Marketing company Epsilon Data Management has agreed a $150m settlement with the United States’ Department of Justice (DoJ) to resolve a criminal charge for selling data on more than 30 million Americans to perpetrators of fraud schemes who were targeting older people.
The deferred prosecution agreement (DPA) includes Epsilon selecting and covering the costs of an independent claims administrator to distribute $127.5m compensation to victims with established losses caused by fraud schemes which used the company’s data.
“Epsilon also agreed to implement significant compliance measures designed to safeguardconsumers’ data and prevent its sale to individuals or entities engaged in fraudulent or deceptive marketing campaigns,” the DoJ said. “Further, the DPA requires Epsilon to maintain a procedure for consumers to request that it not sell their information to others.”
Acting assistant attorney general Brian Boynton added: “By allowing clients engaged in fraudulent schemes to buy data on millions of consumers most susceptible to their schemes, Epsilon employees facilitated those schemes with staggering effect. “We are encouraged by Epsilon’s cooperation since the misconduct was discovered, its remediation efforts, and its commitment to stringent new compliance measures.”
The company’s agreement is with the DoJ’s consumer protection branch and the US Attorney’s Office for the District of Colorado in connection with one count of conspiracy to commit mail and wire fraud. Headquartered in Irving, Texas, Epsilon’s principal sales office is in Westminster, Colorado.
According to the DoJ, the company used sophisticated data modelling to identify consumers most likely to respond to clients’ marketing solicitations. Between July 2008 and July 2017 that included employees of the direct to consumer (DTC) unit knowingly selling to clients engaged in fraud lists containing data on more than 30m consumers.
“In particular, Epsilon acknowledged that the DTC unit sold consumer lists to a number of mass-mailing fraud schemes that sent false ‘sweepstakes’ and ‘astrology’ solicitations to consumers,” the department said.
“Those solicitations stated that each consumer recipient had won a large prize or individualised psychic service that they could obtain by paying a fee.

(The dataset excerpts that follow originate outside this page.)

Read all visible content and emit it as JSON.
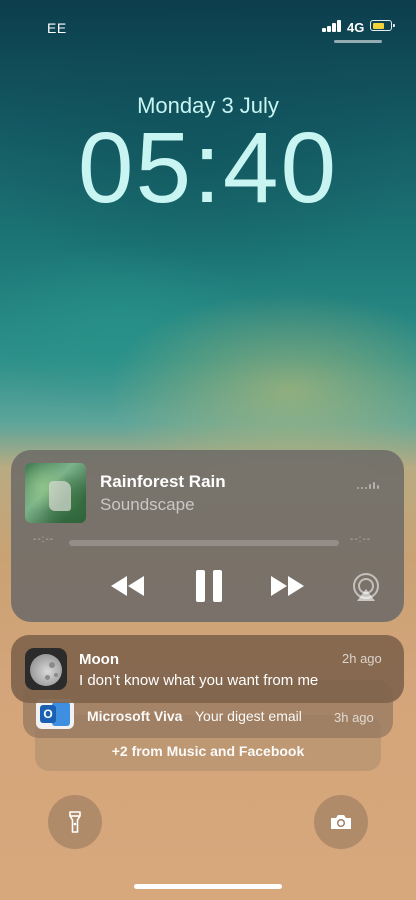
{
  "status_bar": {
    "carrier": "EE",
    "network": "4G",
    "signal_bars": 4,
    "battery_icon": "battery-icon",
    "battery_color": "#f3d23a"
  },
  "lock_screen": {
    "date": "Monday 3 July",
    "time": "05:40"
  },
  "now_playing": {
    "title": "Rainforest Rain",
    "subtitle": "Soundscape",
    "elapsed": "--:--",
    "remaining": "--:--",
    "progress": 0,
    "controls": [
      "rewind-icon",
      "pause-icon",
      "fast-forward-icon",
      "airplay-icon"
    ]
  },
  "notifications": {
    "main": {
      "app": "Moon",
      "body": "I don’t know what you want from me",
      "time": "2h ago"
    },
    "stacked": {
      "app": "Microsoft Viva",
      "body": "Your digest email",
      "time": "3h ago"
    },
    "more_summary": "+2 from Music and Facebook"
  },
  "quick_actions": {
    "left_icon": "flashlight-icon",
    "right_icon": "camera-icon"
  }
}
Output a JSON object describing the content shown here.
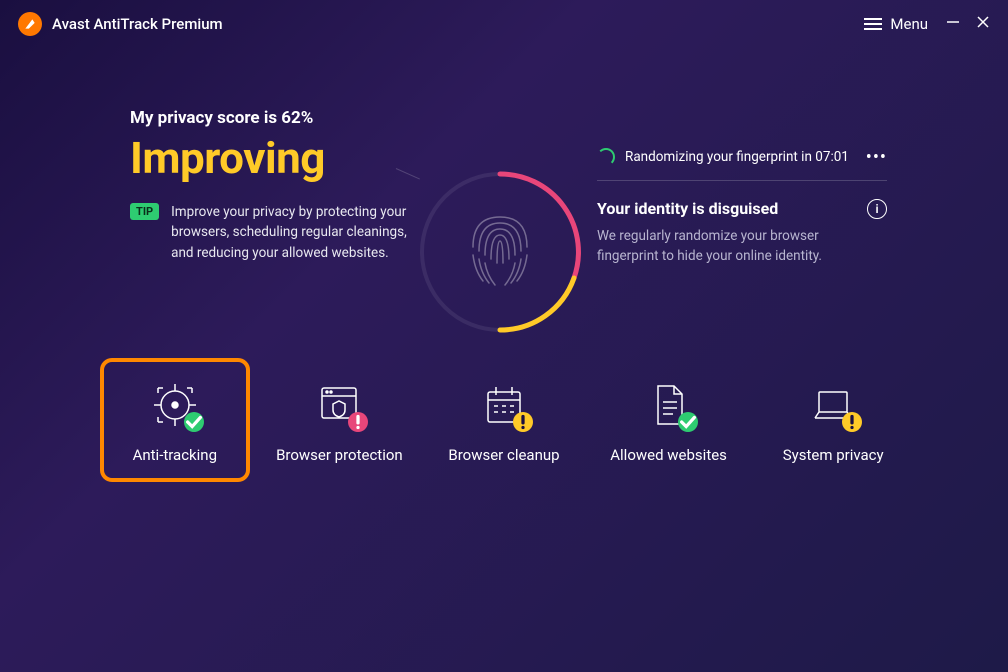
{
  "app": {
    "title": "Avast AntiTrack Premium"
  },
  "titlebar": {
    "menu_label": "Menu"
  },
  "score": {
    "label": "My privacy score is 62%",
    "status": "Improving",
    "tip_badge": "TIP",
    "tip_text": "Improve your privacy by protecting your browsers, scheduling regular cleanings, and reducing your allowed websites."
  },
  "randomize": {
    "text": "Randomizing your fingerprint in 07:01"
  },
  "identity": {
    "title": "Your identity is disguised",
    "desc": "We regularly randomize your browser fingerprint to hide your online identity.",
    "info_glyph": "i"
  },
  "cards": [
    {
      "label": "Anti-tracking"
    },
    {
      "label": "Browser protection"
    },
    {
      "label": "Browser cleanup"
    },
    {
      "label": "Allowed websites"
    },
    {
      "label": "System privacy"
    }
  ]
}
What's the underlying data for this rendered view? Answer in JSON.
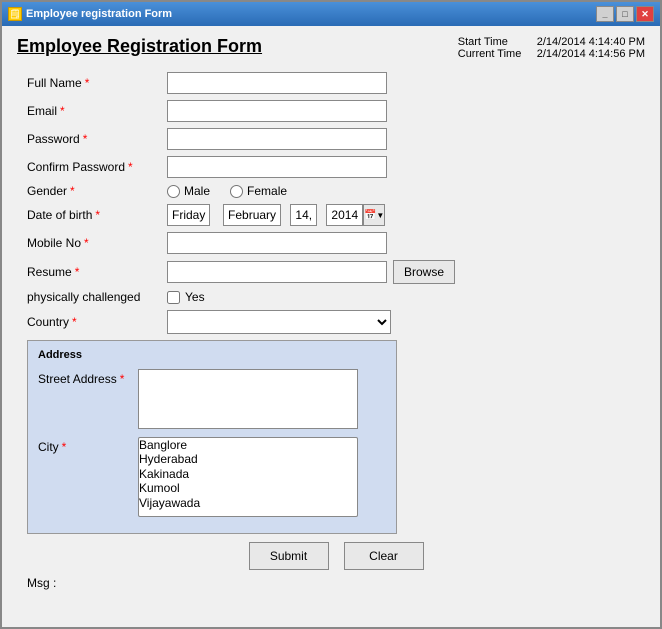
{
  "window": {
    "title": "Employee registration Form",
    "icon": "🗒",
    "title_buttons": [
      "_",
      "□",
      "✕"
    ]
  },
  "header": {
    "form_title": "Employee Registration Form",
    "start_time_label": "Start Time",
    "start_time_value": "2/14/2014 4:14:40 PM",
    "current_time_label": "Current Time",
    "current_time_value": "2/14/2014 4:14:56 PM"
  },
  "form": {
    "full_name_label": "Full Name",
    "email_label": "Email",
    "password_label": "Password",
    "confirm_password_label": "Confirm Password",
    "gender_label": "Gender",
    "gender_male": "Male",
    "gender_female": "Female",
    "dob_label": "Date of birth",
    "dob_day": "Friday",
    "dob_sep1": ",",
    "dob_month": "February",
    "dob_date": "14,",
    "dob_year": "2014",
    "mobile_label": "Mobile No",
    "resume_label": "Resume",
    "browse_label": "Browse",
    "phys_challenge_label": "physically challenged",
    "phys_challenge_yes": "Yes",
    "country_label": "Country",
    "address_legend": "Address",
    "street_label": "Street Address",
    "city_label": "City",
    "city_options": [
      "Banglore",
      "Hyderabad",
      "Kakinada",
      "Kumool",
      "Vijayawada"
    ],
    "submit_label": "Submit",
    "clear_label": "Clear",
    "msg_label": "Msg :"
  },
  "required_mark": "*"
}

In reality, the solicitations, as known to DTC unit employees, were mass-produced mailings and victims who paid a fee received nothing of value.”
The schemes disproportionately affected the elderly and other vulnerable individuals, the DoJ said.
Consumer data sold by the DTC unit to fraudsters came from both fraudulent and legitimate Epsilon clients, including non-profit and charitable organisations. The unit’s staff continued to sell consumer data to clients engaged in fraud despite knowing those and similar clients had been arrested, charged with crimes, convicted and were subject to law enforcement actions for false and misleading practices, the department added.
US attorney in Colorado Jason Dunn stated: “Companies who sell consumer information have a responsibility to avoid knowingly selling it to those who will use the data to defraud or swindle consumers. I hope other data companies will take note of this outcome and ensure that they don’t likewise help fraudsters.”
Deputy chief postal inspector Craig Goldberg of the U.S. Postal Inspection Service. “When data firms such as Epsilon use their extraordinary access to consumers’ personal information to provide laser-focused marketing lists supporting deceptive practices, more American consumers are placed in harm’s way. Firms that amass big data assume a big responsibility to ensure this data is not used by malicious actors.”